As result of these confidence issues, women who begin college as engineering majors are less likely than men to remain engineering majors and less likely than men to believe that they will be professional engineers in the future, Cech says.

So, why do women engineering students develop significantly less confidence than men?

"It stems from very subtle differences in the way that men and women are treated in engineering programs and from cultural ideologies about what it means to be a competent engineer," Cech says. "Often, competence in engineering is associated in people's minds with men and masculinity more than it is with women and femininity. So, there are these micro-biases that happen, and when they add up, they result in women being less confident in their expertise and their career fit."

The study considers 288 students who entered engineering programs in 2003 at four institutions of higher education: Massachusetts Institute of Technology, the University of Massachusetts at Amherst, the Franklin W. Olin College of Engineering, and Smith College. As part of the study, the students were surveyed in 2003 and again in 2007.

"While our sample is small, we found no evidence that women's desire to have families leads them to leave engineering majors or impacts whether they believe they will be professional engineers in the future," Cech says. "In addition, for both men and women, there was no evidence that negative math self-assessment predicts persistence in engineering majors or impacts whether they believe they will be professional engineers."

Interestingly, the study found that the desire to have a family is negatively associated with whether men believe that they will be professional engineers in the future.

"What we think is going on is that men who have strong traditional family plans may have some expectation of being the bread winner for their family and, therefore, they seek jobs outside of engineering that are actually better paid," Cech says. "So, they go onto law school or into finance or something like that."

As for what can be done to improve women's confidence and increase the likelihood that they will persist in engineering majors and go onto engineering careers, Cech offers several recommendations.

"I think the most direct way that engineering programs can address this issue of women giving up on engineering is by doing a better job of bringing practicing engineers into the classroom," says Cech, who suggested that some of these engineers could be part of panels put on by women in engineering organizations.

Practicing engineers who are brought into classrooms should address the issue of confidence head on, Cech says. "It would be good for them to talk about their confidence in their expertise and their confidence that engineering is the right fit for them," she says. "If these things can be brought to the forefront and explicitly talked about, it may help women and men engineering students develop confidence of their own."

Cech also recommends that engineering programs offer more directed internship opportunities that place students with working engineers on real-world engineering projects. "This experience would integrate explicit learning objectives related to advancement in an engineering career with a broad range of skills required for success as an engineer," Cech says.
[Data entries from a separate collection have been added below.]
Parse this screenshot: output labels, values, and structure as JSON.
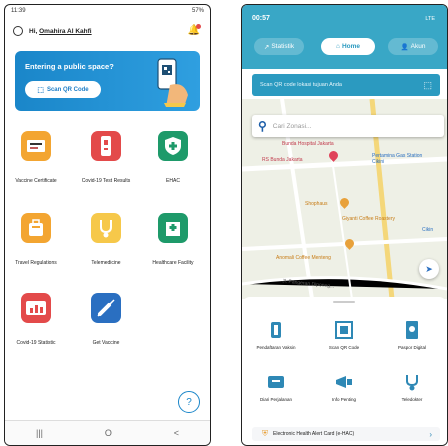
{
  "left": {
    "status": {
      "time": "11:39",
      "battery": "57%"
    },
    "greeting": "Hi,",
    "user_name": "Omahira Al Kahfi",
    "banner": {
      "title": "Entering a public space?",
      "button": "Scan QR Code"
    },
    "features": [
      {
        "label": "Vaccine Certificate"
      },
      {
        "label": "Covid-19 Test Results"
      },
      {
        "label": "EHAC"
      },
      {
        "label": "Travel Regulations"
      },
      {
        "label": "Telemedicine"
      },
      {
        "label": "Healthcare Facility"
      },
      {
        "label": "Covid-19 Statistic"
      },
      {
        "label": "Get Vaccine"
      }
    ],
    "colors": {
      "accent": "#1a86c9",
      "orange": "#f3a531",
      "red": "#e34a4a",
      "green": "#1e9a6a",
      "blue": "#2a6fc1"
    },
    "nav": {
      "recent": "|||",
      "home": "O",
      "back": "<"
    },
    "help_icon": "?"
  },
  "right": {
    "status": {
      "time": "00:57",
      "network": "LTE"
    },
    "tabs": {
      "stat": "Statistik",
      "home": "Home",
      "account": "Akun"
    },
    "qr_bar": "Scan QR code lokasi tujuan Anda",
    "search_placeholder": "Cari Zonasi...",
    "map_labels": {
      "hospital": "Bunda Hospital Jakarta",
      "rs": "RS Bunda Jakarta",
      "pertamina": "Pertamina Gas Station Cikini",
      "shophaus": "Shophaus",
      "giyanti": "Giyanti Coffee Roastery",
      "anomali": "Anomali Coffee Menteng",
      "pangeran": "Jl. Pangeran Diponeg...",
      "cikini": "Cikin"
    },
    "menu": [
      {
        "label": "Pendaftaran Vaksin"
      },
      {
        "label": "Scan QR Code"
      },
      {
        "label": "Paspor Digital"
      },
      {
        "label": "Diari Perjalanan"
      },
      {
        "label": "Info Penting"
      },
      {
        "label": "Teledokter"
      }
    ],
    "ehac": "Electronic Health Alert Card (e-HAC)",
    "colors": {
      "header": "#39a7c6",
      "icon_blue": "#2e88b5"
    }
  }
}
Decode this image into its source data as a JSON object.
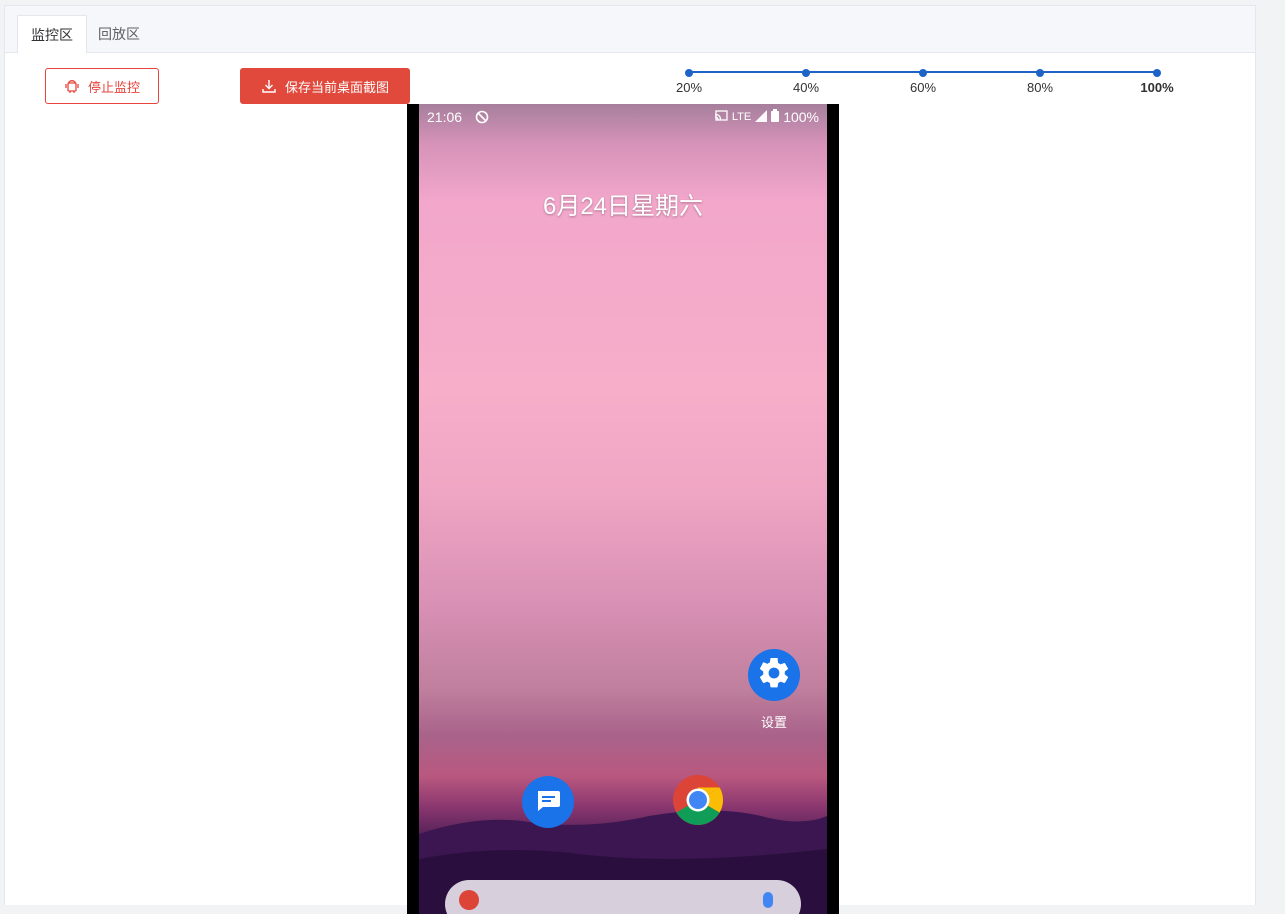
{
  "tabs": [
    {
      "label": "监控区",
      "active": true
    },
    {
      "label": "回放区",
      "active": false
    }
  ],
  "toolbar": {
    "stop_label": "停止监控",
    "save_label": "保存当前桌面截图"
  },
  "zoom": {
    "options": [
      "20%",
      "40%",
      "60%",
      "80%",
      "100%"
    ],
    "selected": "100%"
  },
  "device": {
    "status_time": "21:06",
    "network": "LTE",
    "battery": "100%",
    "date": "6月24日星期六",
    "apps": [
      {
        "label": "设置",
        "icon": "gear-icon"
      }
    ],
    "dock": [
      {
        "icon": "messages-icon"
      },
      {
        "icon": "chrome-icon"
      }
    ]
  },
  "colors": {
    "accent": "#1e64c8",
    "danger": "#e0493c"
  }
}
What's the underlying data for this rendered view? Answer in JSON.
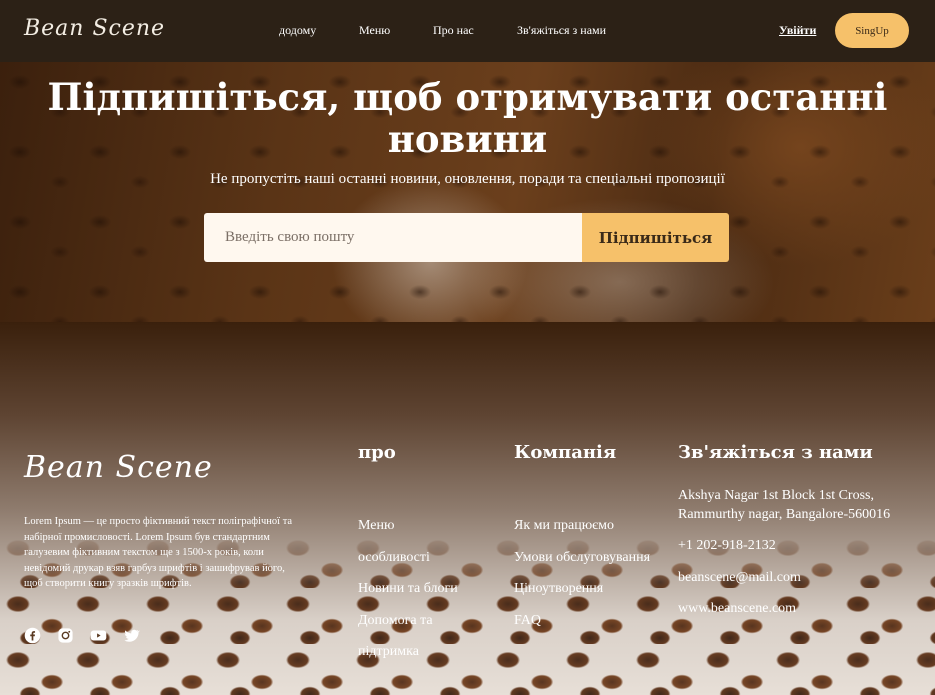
{
  "header": {
    "logo": "Bean Scene",
    "nav": [
      "додому",
      "Меню",
      "Про нас",
      "Зв'яжіться з нами"
    ],
    "login": "Увійти",
    "signup": "SingUp"
  },
  "subscribe": {
    "title": "Підпишіться, щоб отримувати останні новини",
    "subtitle": "Не пропустіть наші останні новини, оновлення, поради та спеціальні пропозиції",
    "email_placeholder": "Введіть свою пошту",
    "button": "Підпишіться"
  },
  "footer": {
    "logo": "Bean Scene",
    "description": "Lorem Ipsum — це просто фіктивний текст поліграфічної та набірної промисловості. Lorem Ipsum був стандартним галузевим фіктивним текстом ще з 1500-х років, коли невідомий друкар взяв гарбуз шрифтів і зашифрував його, щоб створити книгу зразків шрифтів.",
    "socials": [
      "facebook-icon",
      "instagram-icon",
      "youtube-icon",
      "twitter-icon"
    ],
    "about": {
      "title": "про",
      "items": [
        "Меню",
        "особливості",
        "Новини та блоги",
        "Допомога та підтримка"
      ]
    },
    "company": {
      "title": "Компанія",
      "items": [
        "Як ми працюємо",
        "Умови обслуговування",
        "Ціноутворення",
        "FAQ"
      ]
    },
    "contact": {
      "title": "Зв'яжіться з нами",
      "address": "Akshya Nagar 1st Block 1st Cross, Rammurthy nagar, Bangalore-560016",
      "phone": "+1 202-918-2132",
      "email": "beanscene@mail.com",
      "website": "www.beanscene.com"
    }
  },
  "colors": {
    "accent": "#f6c16a",
    "header_bg": "#2c2116"
  }
}
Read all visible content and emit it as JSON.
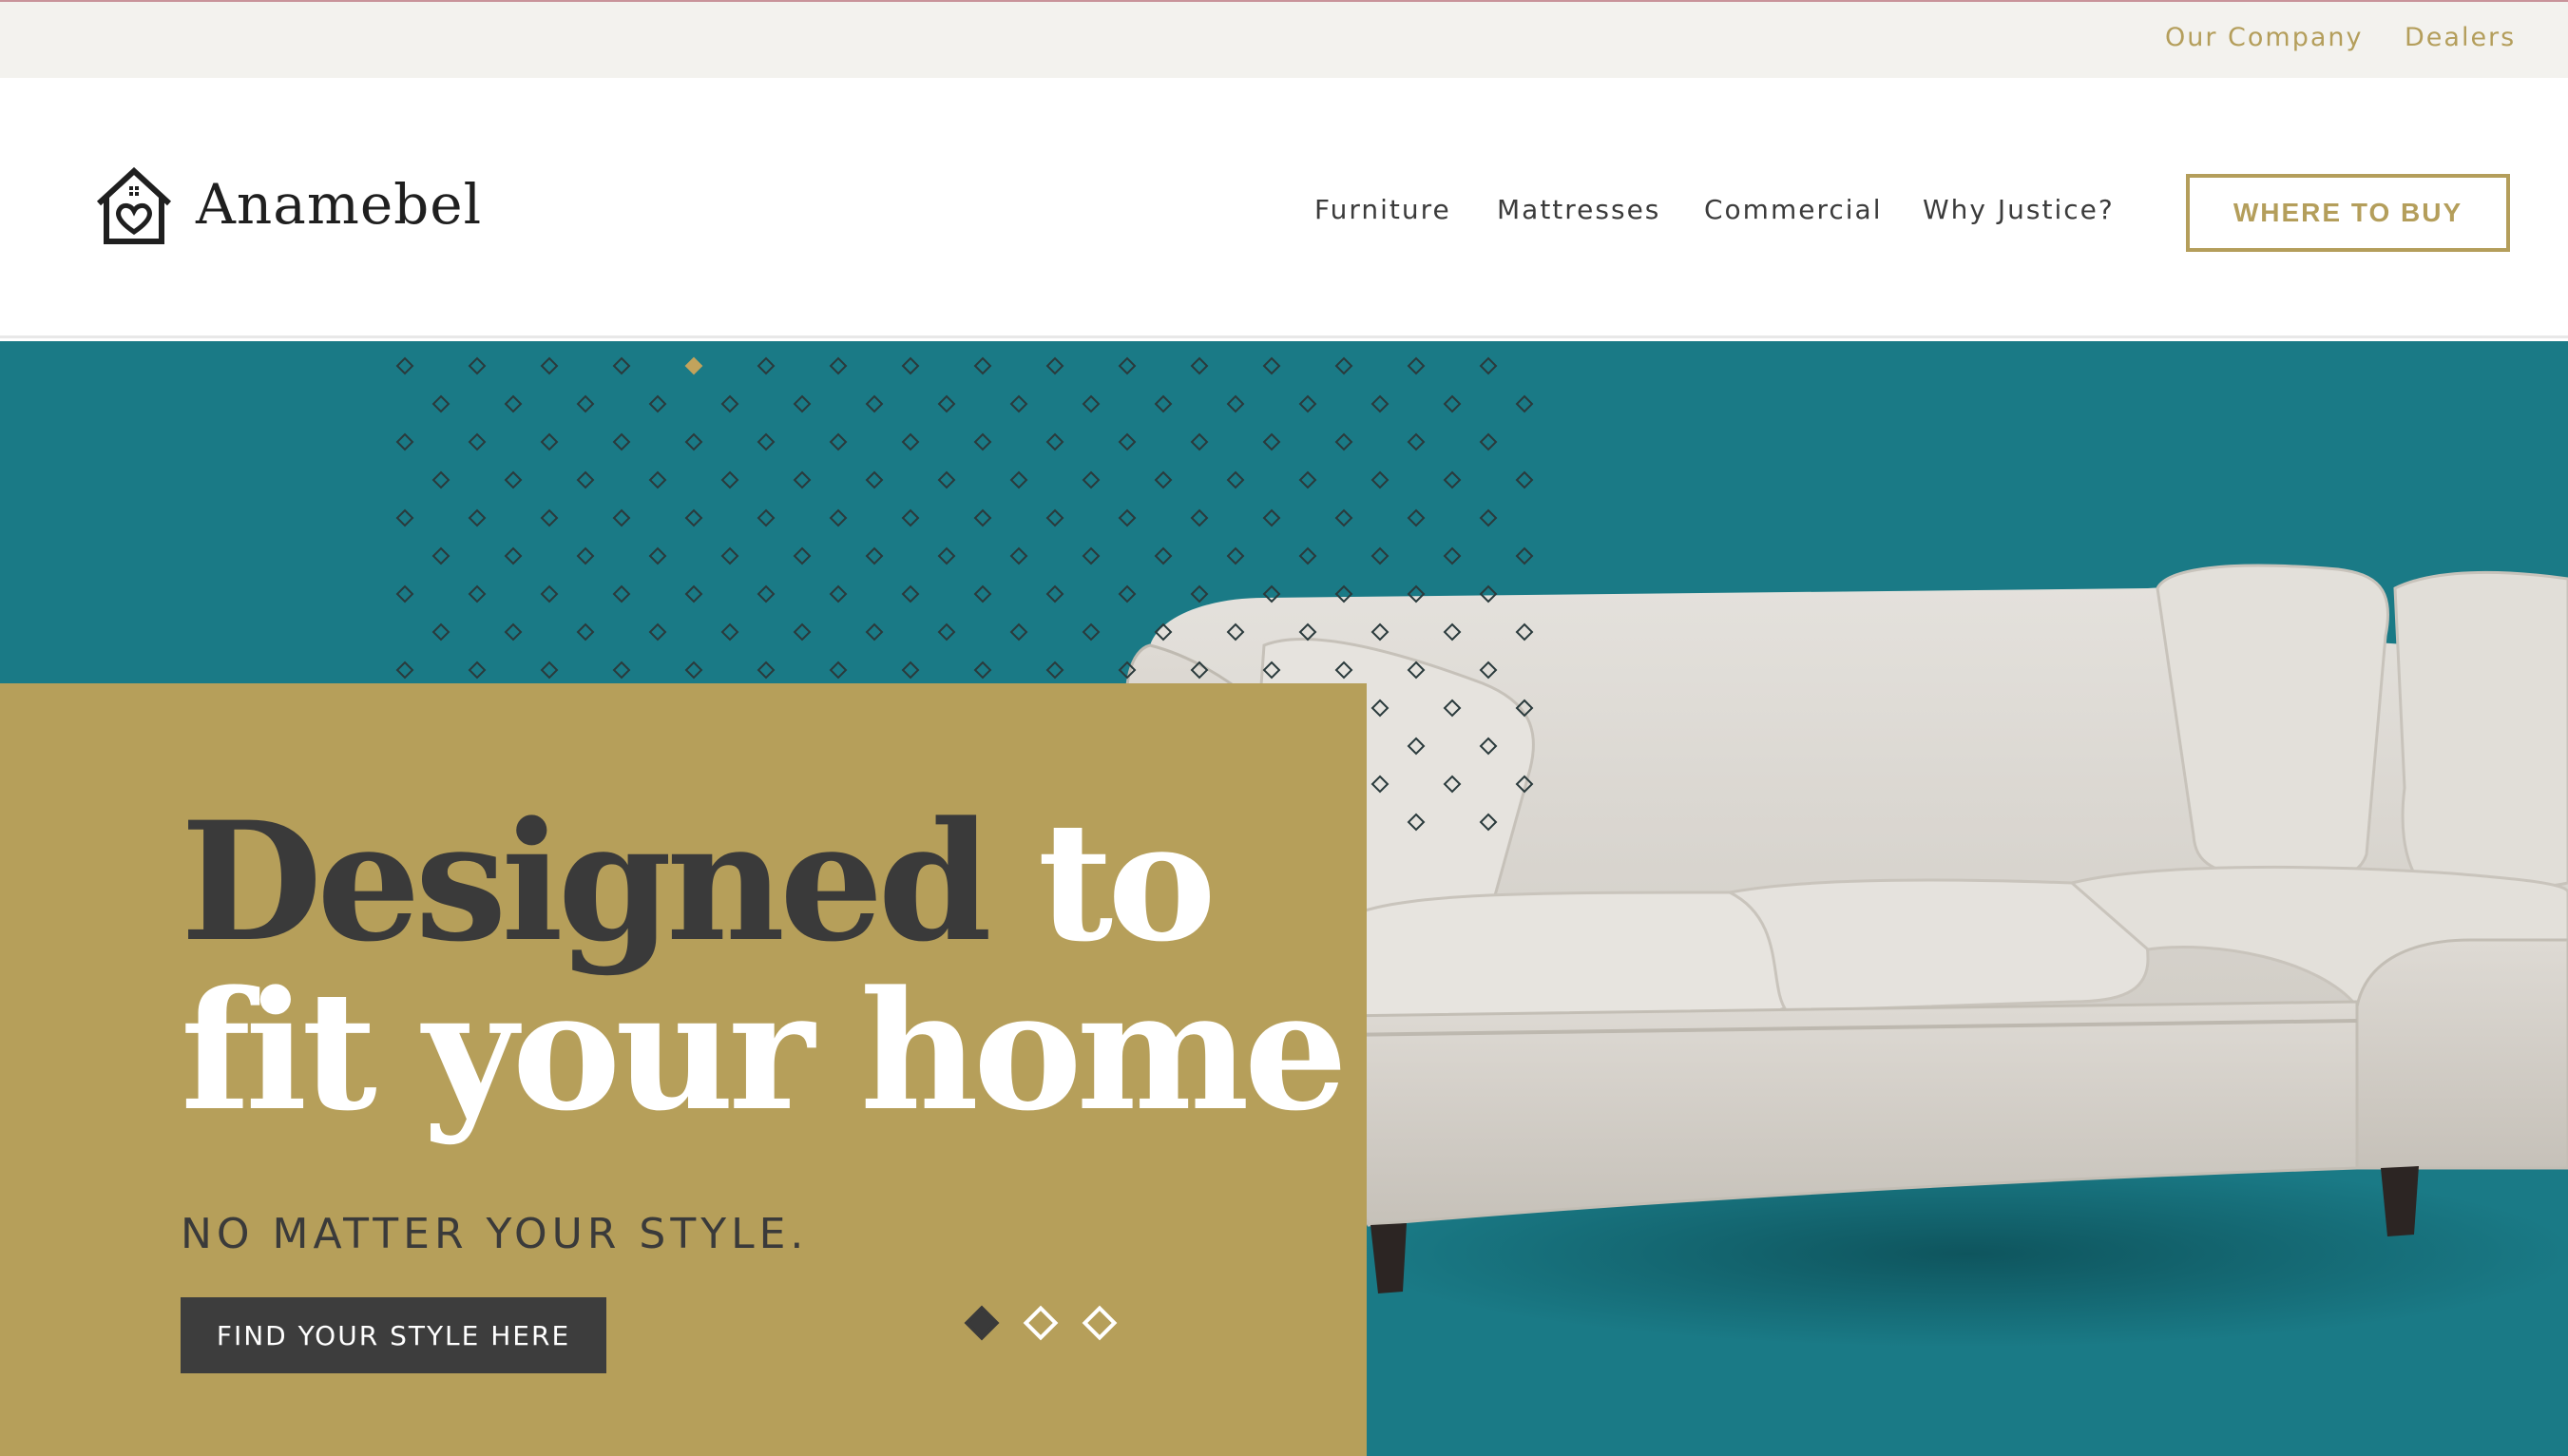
{
  "topbar": {
    "links": [
      {
        "label": "Our Company"
      },
      {
        "label": "Dealers"
      }
    ]
  },
  "header": {
    "logo_text": "Anamebel",
    "logo_icon": "house-heart-icon",
    "nav": [
      {
        "label": "Furniture"
      },
      {
        "label": "Mattresses"
      },
      {
        "label": "Commercial"
      },
      {
        "label": "Why Justice?"
      }
    ],
    "cta_label": "WHERE TO BUY"
  },
  "hero": {
    "headline_dark": "Designed",
    "headline_light_1": "to",
    "headline_light_2": "fit your home",
    "subline": "NO MATTER YOUR STYLE.",
    "cta_label": "FIND YOUR STYLE HERE",
    "slides": 3,
    "active_slide": 1,
    "image": "sectional-sofa"
  },
  "colors": {
    "teal": "#1a7a86",
    "gold": "#b69f5a",
    "accent_text": "#b49e5b",
    "dark": "#3a3a3a"
  }
}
"This type of practical real life experience, designed in part by educators familiar with gender biases in the profession, could help broaden students' often narrow conceptions of the role of engineers to include skills that they might not realize are important such as communication and teamwork. These internships could also increase students' awareness about the wide variety of engineering careers available to them, allowing more students to find their fit within the profession."

Cech's study coauthors for "Professional Role Confidence and Gendered Persistence in Engineering" include: Brian Rubineau, an Assistant Professor of Organizational Behavior at Cornell University's School of Industrial and Labor Relations; Susan Silbey, the Leon and Anne Goldberg Professor of Sociology and Anthropology at Massachusetts Institute of Technology; and Carroll Seron, a Professor in the Department of Criminology, Law, and Society at the University of California-Irvine.

Their study is part of a larger project, "Future Paths: Developing Diverse Leadership for Engineering," funded by the U.S. National Science Foundation.